Mais quand même, je lui ai raconté la belle version tardive par Bernstein lui-même, un cadeau de Deutsche Gramophon, les prises de bec avec Carreras…


Parce qu’il fallait bien que je continue d’essayer de briller…


Voilà : de beaux instants de communion, la vertu qui brise la passivité parfois égoïste de l’écoute de la musique.
Bon, la superlative demoiselle a sans doute une vie, elle a choisi une fort jolie chaîne , (pour ses qualités musicales en tout cas !) et, après son départ me restera la musique…


Allez, soyons sérieux, parlons-en de la musique :


Ah ! Mozart enfin, et sans aucun lien avec ce qui précède, au détail près de l’enchantement !
Une Flûte Enchantée donc ?


Comment ? Il va nous parler de cet opéra bavard (et, hum un rien misogyne et raciste, non ?), loin d’être le meilleur de Mozart en plus ?


Oui !


Dans la récente et rafraîchissante version de René Jacobs chez Harmonia Mundi.
Daniel Behle, ténor, est Tamino, Marlis Petersen, soprano, est Pamina, Daniel Schmutzhard, baryton, est Papageno, Sundae Im, soprano, est Papagena,  Anna-Kristina Kaappola, soprano, est la Reine de la Nuit, Marcos Fink, baryton-basse, est Sarastro, etc…

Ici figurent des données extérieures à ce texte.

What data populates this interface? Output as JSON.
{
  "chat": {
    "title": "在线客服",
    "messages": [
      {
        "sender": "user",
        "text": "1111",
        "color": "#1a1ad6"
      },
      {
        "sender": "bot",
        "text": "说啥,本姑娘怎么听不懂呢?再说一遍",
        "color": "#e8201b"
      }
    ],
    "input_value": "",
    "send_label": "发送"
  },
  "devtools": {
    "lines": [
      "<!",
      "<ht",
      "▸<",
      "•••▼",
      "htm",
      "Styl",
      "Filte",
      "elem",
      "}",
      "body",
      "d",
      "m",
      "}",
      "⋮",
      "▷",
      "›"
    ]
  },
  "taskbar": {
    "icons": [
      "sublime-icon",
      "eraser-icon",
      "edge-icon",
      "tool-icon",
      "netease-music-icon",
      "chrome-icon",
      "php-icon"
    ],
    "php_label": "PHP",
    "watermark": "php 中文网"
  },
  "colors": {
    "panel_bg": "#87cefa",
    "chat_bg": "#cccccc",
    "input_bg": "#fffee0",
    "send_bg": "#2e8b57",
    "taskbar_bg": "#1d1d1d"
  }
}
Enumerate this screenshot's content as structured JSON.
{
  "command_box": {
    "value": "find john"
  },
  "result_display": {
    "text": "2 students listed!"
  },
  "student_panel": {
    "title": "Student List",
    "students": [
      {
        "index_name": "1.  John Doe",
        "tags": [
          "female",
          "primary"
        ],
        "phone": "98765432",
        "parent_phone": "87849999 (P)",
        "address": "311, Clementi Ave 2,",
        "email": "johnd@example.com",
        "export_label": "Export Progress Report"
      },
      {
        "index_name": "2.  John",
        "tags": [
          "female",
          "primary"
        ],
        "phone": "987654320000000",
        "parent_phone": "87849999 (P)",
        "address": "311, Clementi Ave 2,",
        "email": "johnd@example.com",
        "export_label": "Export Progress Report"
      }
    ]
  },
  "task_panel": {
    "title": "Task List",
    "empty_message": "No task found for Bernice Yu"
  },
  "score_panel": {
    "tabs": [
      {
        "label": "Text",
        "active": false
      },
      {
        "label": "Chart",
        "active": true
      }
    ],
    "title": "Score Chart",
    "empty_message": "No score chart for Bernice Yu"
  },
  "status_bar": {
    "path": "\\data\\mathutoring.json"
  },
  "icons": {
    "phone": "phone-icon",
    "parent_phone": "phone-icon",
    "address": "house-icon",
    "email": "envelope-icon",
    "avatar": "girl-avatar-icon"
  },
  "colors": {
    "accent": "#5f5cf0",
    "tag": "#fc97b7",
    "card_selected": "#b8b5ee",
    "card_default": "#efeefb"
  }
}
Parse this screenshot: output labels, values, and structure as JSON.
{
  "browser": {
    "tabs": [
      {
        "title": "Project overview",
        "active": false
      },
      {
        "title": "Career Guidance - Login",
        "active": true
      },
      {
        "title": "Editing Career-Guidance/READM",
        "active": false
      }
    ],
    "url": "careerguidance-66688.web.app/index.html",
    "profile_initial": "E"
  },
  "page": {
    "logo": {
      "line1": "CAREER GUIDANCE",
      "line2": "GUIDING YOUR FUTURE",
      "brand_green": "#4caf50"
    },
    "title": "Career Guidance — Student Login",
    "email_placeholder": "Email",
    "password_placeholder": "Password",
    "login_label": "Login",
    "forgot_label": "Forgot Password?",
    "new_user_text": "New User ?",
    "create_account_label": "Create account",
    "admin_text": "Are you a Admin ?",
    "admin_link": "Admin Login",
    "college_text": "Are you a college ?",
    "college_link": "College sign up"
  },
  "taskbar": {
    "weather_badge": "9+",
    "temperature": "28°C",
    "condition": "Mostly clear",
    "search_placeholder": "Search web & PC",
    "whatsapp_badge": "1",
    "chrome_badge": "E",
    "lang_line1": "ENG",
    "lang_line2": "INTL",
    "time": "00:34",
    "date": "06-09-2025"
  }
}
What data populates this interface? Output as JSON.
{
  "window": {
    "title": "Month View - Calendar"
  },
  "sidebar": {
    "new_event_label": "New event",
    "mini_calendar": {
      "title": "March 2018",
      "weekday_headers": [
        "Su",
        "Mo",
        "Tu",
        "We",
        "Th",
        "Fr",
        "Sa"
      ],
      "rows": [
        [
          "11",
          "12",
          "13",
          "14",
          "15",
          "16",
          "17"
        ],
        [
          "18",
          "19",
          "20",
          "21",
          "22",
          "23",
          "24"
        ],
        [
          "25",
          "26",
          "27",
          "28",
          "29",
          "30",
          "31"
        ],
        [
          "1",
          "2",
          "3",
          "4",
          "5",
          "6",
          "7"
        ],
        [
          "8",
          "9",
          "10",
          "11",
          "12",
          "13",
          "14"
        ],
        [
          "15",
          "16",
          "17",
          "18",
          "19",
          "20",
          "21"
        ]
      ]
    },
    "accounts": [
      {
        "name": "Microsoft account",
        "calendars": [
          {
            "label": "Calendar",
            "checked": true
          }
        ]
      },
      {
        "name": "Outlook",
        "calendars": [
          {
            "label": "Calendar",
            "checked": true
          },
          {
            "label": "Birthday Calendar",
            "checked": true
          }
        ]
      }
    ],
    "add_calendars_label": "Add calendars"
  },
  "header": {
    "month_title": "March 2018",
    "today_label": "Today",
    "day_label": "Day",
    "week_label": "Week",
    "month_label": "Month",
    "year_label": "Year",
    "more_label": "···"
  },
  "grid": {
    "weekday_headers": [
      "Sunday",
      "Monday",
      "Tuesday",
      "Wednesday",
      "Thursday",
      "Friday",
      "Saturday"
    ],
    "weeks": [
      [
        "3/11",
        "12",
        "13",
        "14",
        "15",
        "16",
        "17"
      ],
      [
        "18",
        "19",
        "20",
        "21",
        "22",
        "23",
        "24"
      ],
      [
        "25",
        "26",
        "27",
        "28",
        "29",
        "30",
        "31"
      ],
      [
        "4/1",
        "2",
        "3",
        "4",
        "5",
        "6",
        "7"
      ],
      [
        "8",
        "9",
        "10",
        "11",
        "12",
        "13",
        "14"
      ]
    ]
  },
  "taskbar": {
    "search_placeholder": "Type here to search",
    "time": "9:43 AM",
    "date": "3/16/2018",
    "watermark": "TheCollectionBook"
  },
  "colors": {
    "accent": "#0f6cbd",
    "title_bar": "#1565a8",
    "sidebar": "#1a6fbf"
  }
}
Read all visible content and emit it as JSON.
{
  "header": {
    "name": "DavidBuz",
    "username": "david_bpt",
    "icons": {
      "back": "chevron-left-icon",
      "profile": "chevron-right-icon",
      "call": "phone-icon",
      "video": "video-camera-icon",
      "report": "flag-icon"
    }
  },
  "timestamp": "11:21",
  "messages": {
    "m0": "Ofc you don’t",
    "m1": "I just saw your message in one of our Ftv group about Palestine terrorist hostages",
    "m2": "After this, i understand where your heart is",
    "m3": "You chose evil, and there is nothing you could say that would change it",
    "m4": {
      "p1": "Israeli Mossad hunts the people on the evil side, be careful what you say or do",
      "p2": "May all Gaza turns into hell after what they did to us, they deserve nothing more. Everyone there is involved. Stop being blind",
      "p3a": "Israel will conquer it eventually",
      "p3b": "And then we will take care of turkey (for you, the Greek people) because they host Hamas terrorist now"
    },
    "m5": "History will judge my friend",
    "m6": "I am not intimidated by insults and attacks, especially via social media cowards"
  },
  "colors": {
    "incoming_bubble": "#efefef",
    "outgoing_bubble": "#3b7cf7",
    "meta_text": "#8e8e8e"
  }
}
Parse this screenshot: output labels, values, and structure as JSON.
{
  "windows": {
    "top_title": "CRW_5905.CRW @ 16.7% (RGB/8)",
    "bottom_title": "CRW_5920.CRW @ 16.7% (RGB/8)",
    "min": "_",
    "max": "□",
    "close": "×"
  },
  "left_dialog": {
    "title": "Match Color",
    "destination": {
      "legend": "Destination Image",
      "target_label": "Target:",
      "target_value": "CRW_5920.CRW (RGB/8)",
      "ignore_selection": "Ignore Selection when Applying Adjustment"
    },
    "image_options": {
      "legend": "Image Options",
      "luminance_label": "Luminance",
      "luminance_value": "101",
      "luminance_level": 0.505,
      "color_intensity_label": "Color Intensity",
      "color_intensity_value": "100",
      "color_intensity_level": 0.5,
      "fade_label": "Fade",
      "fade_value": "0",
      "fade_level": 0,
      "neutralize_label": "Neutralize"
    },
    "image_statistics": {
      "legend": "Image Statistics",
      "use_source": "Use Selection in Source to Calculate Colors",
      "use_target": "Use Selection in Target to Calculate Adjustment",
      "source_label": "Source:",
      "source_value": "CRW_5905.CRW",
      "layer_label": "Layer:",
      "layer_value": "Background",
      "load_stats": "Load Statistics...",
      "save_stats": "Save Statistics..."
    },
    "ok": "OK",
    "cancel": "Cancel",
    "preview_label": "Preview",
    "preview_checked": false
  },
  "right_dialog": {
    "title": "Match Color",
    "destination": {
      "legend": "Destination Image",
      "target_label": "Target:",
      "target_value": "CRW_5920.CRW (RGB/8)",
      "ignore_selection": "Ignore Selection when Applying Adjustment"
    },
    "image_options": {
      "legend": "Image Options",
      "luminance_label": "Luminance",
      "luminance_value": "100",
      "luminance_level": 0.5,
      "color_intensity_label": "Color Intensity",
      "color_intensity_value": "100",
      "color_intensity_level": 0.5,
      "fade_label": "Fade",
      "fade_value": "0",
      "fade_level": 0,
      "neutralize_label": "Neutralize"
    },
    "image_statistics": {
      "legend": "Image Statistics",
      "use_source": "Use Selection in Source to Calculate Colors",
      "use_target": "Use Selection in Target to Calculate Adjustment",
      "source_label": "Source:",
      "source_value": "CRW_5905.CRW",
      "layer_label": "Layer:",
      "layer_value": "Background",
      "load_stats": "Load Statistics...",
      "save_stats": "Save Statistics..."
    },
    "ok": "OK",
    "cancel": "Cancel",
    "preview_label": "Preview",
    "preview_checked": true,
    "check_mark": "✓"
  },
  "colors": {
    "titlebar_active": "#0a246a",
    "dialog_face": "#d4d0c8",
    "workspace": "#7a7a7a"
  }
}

On le voit, pas de stars à l’affiche, et c’est tant mieux : on sent une troupe rodée donnant beaucoup de joie de vivre à une œuvre qui est quand même un peu une scie et qui, débarrassée de tout combat d’ego(s) de stars, laisse la place au pur bonheur d’écouter Mozart «comme si on y était !».


Ici pas de coupes amaigrissantes dans les longs dialogues et pourtant ça glisse tout seul dans l’oreille et le cœur, musique sautillante, chants enjoués, dialogues quasi lyriques, c’est revigorant et riche et facile et léger ; sans doute les bruitages amusants et quelques interventions musicales dont je n’avais pas souvenir n’y sont pas pour rien.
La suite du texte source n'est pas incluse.